The means used up until now to reduce the amount of these impurities comprise in particular the purification of the UDETA by extraction in a solvent. The company King Industries thus proposes a UDETA grade which is purer than the standard grades, but which contains large amounts of solvent (about 9%) which may be prejudicial in certain applications. Another means of UDETA purification consists of distillation under vacuum or reduced pressure, which is usually carried out at a temperature greater than 150° C., and generally of at least 160° C., as previously indicated.
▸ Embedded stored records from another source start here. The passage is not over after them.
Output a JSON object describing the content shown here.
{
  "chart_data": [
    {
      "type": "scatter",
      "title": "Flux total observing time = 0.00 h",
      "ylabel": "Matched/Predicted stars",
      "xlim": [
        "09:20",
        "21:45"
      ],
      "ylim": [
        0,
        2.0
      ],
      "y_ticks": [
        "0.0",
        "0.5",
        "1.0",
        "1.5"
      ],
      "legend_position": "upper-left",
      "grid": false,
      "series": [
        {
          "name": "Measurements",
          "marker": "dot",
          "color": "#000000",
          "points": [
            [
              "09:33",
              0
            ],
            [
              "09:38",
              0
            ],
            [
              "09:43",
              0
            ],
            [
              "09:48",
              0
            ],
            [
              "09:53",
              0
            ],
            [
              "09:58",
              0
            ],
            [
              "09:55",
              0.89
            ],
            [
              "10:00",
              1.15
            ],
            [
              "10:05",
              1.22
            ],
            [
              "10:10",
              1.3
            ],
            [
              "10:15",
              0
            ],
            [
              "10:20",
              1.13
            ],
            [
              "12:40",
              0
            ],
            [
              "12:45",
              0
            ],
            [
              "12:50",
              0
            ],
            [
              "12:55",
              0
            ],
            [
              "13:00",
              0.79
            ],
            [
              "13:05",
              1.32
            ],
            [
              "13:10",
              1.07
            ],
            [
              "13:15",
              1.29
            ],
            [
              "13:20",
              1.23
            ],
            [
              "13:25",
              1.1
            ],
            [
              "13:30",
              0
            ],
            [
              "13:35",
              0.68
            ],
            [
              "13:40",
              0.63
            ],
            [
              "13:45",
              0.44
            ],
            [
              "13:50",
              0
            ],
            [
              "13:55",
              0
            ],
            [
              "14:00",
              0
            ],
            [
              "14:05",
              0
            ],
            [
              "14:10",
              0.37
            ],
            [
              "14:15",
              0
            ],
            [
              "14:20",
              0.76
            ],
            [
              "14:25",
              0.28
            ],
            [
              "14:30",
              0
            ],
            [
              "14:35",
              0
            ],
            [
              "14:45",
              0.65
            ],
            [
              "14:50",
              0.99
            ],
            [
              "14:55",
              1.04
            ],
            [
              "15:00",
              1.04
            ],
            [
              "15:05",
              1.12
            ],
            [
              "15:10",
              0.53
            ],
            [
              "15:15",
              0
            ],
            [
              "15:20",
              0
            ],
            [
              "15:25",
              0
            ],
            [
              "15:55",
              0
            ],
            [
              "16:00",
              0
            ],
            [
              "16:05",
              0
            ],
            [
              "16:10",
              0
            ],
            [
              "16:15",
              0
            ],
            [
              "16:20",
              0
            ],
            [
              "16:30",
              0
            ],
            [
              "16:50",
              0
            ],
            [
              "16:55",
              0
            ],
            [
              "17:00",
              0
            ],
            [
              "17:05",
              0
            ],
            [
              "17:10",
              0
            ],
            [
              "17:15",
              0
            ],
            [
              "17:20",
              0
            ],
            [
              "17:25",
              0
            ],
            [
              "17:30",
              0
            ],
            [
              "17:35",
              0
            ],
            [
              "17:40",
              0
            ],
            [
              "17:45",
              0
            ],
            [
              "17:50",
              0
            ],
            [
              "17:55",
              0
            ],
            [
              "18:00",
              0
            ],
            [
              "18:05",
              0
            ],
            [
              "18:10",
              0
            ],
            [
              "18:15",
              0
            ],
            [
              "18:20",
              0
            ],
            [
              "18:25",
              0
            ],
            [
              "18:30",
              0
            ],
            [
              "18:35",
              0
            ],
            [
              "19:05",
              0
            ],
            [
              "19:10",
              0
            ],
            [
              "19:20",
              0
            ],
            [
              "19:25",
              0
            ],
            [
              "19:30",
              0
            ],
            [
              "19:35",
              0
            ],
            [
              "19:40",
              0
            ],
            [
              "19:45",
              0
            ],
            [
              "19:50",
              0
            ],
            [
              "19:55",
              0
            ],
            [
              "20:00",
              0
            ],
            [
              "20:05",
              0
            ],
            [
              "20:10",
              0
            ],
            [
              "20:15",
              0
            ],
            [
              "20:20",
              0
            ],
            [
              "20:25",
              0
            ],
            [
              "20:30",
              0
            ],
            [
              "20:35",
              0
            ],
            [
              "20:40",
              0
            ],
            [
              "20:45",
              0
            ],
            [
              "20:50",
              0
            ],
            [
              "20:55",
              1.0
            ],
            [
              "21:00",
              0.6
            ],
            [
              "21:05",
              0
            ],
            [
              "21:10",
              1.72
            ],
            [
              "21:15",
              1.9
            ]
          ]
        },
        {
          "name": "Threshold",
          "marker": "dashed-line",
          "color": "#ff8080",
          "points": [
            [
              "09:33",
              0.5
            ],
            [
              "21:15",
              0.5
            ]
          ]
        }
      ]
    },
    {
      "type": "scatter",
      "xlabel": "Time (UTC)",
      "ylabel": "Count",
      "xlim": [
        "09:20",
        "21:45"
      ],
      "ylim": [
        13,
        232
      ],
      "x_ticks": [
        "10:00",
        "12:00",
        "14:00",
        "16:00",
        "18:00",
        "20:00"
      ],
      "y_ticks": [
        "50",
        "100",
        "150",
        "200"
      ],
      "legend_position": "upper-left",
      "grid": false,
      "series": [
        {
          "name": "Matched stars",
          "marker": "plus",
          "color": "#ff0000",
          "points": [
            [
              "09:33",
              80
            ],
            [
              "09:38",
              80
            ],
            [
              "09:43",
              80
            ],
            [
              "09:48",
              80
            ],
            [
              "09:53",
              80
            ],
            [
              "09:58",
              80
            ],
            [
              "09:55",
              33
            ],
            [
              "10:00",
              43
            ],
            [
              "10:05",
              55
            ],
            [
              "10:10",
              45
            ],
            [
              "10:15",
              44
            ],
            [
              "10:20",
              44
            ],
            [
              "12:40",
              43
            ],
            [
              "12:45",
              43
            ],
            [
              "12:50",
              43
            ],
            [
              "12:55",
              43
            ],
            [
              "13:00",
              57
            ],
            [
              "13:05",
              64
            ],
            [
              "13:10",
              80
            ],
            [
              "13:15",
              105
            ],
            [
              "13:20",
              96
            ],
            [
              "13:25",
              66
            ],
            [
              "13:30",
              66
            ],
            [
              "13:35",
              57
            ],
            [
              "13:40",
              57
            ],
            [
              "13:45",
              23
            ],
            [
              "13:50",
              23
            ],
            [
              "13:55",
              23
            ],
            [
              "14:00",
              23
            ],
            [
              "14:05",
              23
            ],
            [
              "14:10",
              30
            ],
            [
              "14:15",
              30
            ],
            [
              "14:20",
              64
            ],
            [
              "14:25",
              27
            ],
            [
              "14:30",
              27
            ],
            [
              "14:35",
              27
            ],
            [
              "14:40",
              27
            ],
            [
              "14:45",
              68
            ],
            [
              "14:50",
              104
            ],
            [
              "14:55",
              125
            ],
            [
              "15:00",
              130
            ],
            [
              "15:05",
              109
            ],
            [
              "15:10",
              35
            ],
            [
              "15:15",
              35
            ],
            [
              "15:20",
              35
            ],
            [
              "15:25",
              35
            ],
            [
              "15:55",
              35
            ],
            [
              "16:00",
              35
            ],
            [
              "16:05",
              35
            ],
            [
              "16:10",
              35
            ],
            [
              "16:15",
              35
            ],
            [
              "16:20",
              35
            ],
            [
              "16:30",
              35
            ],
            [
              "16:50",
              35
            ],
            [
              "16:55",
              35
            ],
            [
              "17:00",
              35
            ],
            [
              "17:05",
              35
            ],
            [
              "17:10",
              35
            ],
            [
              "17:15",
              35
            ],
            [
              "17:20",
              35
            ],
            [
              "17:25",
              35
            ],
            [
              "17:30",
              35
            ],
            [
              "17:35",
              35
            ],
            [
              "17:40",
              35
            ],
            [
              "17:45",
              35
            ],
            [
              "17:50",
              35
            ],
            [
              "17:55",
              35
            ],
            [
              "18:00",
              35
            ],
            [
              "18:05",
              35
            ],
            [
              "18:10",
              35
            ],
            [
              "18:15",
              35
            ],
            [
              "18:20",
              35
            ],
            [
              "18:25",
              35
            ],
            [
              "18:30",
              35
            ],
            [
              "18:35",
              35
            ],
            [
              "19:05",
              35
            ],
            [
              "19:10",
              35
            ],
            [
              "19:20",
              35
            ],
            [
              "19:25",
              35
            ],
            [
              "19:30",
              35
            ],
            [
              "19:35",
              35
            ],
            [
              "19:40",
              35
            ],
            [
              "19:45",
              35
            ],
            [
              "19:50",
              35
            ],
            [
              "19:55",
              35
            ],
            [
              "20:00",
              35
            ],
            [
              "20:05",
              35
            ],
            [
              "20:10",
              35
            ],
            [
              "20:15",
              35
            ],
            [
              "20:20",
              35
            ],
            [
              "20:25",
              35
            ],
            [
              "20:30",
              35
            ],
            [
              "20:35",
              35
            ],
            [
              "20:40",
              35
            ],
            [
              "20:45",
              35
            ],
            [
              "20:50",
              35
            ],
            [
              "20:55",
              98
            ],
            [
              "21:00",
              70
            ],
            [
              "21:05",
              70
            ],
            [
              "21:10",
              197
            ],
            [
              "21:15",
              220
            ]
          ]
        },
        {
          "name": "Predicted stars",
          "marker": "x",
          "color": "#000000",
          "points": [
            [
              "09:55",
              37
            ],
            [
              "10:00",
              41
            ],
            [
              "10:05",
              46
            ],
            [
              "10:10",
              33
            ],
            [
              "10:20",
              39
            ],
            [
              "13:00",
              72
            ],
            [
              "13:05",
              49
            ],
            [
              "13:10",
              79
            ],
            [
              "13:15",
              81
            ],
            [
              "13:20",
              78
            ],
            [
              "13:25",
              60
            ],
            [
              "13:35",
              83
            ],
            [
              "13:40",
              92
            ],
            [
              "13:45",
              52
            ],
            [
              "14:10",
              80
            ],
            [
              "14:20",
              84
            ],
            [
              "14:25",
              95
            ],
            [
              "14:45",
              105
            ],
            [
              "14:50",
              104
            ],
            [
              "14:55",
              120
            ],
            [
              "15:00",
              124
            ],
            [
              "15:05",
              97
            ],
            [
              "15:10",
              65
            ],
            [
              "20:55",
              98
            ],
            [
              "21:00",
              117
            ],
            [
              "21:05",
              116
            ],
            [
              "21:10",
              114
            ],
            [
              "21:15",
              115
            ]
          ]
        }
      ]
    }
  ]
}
However, the inventors have demonstrated that these distillation conditions lead to a retrogradation of the UDETA to give DETA and TETU. Specifically, the conventional vacuum distillation technique is reflected by an increase in the TETU content at the bottom of the column and by the accumulation of a UDETA/DETA mixture at the top. This retrogradation affects the purity of the UDETA, and also the reaction yield.
Supported by this observation, the inventors have subsequently demonstrated that the purity of the UDETA is also affected by the DETA:urea molar ratio, which influences the TETU content. Specifically, the lower this ratio, the larger the amount of TETU formed. Following many experiments, they have thus demonstrated that adjusting these two parameters (distillation conditions and DETA:urea ratio) in given ranges makes it possible to obtain a product that can reach a very high UDETA purity, according to a process that is simple and economical to implement, in particular in terms of energy consumption and owing to the absence of any recourse to a solvent purification step. They have also demonstrated that this process can be transposed to the preparation of the thiocarbonyl of UDETA.